Even before he took the court yesterday, he'd felt the weight of history, the squeeze of expectation. "Upset stomach the last few days, nerves, shaking, cold hands before the match - I've had it all," confessed Federer, who'd lost to Djokovic in their last meeting in Montreal last month.

Yet when he most needed to be steady, to be focused, to be patient, Federer was. After the Serb had broken him to serve for the first set at 6-5, Federer settled down, settled in and watched Djokovic hit balls long, then double fault to lose the game.

It was an eerie reversal of the opener of their Montreal match, when Djokovic fought off six set points at 5-6 and went on to win the tiebreaker. "That game was really bad for me," said Djokovic, who double-faulted again to lose the first tiebreaker. "I was rushing a lot. I didn't calm down."

Federer, who has the game's most effective antiperspirant, was unflappable throughout. After going down 1-4 in the second, he held serve with an ace (one of 11) amid a run of 10 straight points that brought him level at 4-all. Then he eluded two more set points at 5-6 and won the second tiebreaker without allowing Djokovic to put a ball in play on his serve. "My next book is going to be called '7 Set Points,' " the Serb joked.

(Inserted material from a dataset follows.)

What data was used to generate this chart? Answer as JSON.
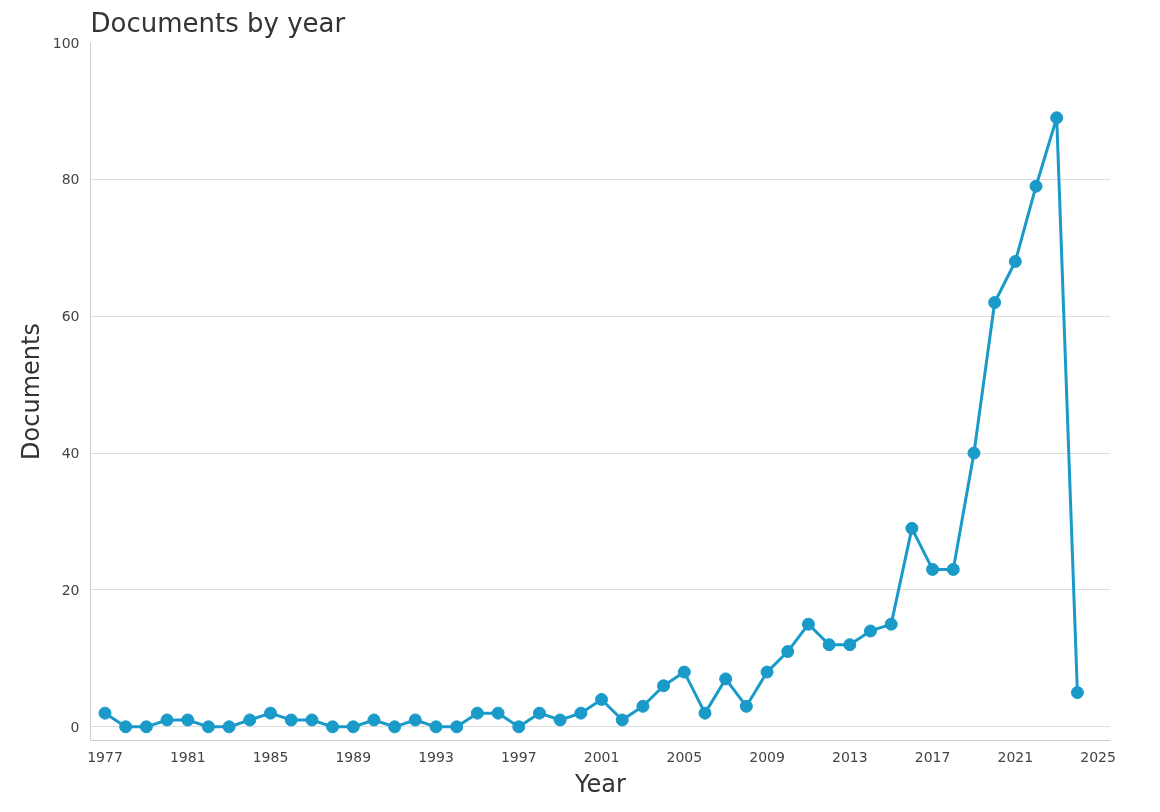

Had his forehand on the final one not missed the baseline by a millimeter, Djokovic might have turned the day around. "Anything could happen," he mused. "It could go either way, you know."

But the game, the set, the match, the tournament went Federer's way, as it has four straight times now, just as it has at Wimbledon, where he's won the last five. Nobody else has ever done that. "To have won those two the most times [back-to-back]," Federer said, "it's just incredible for me."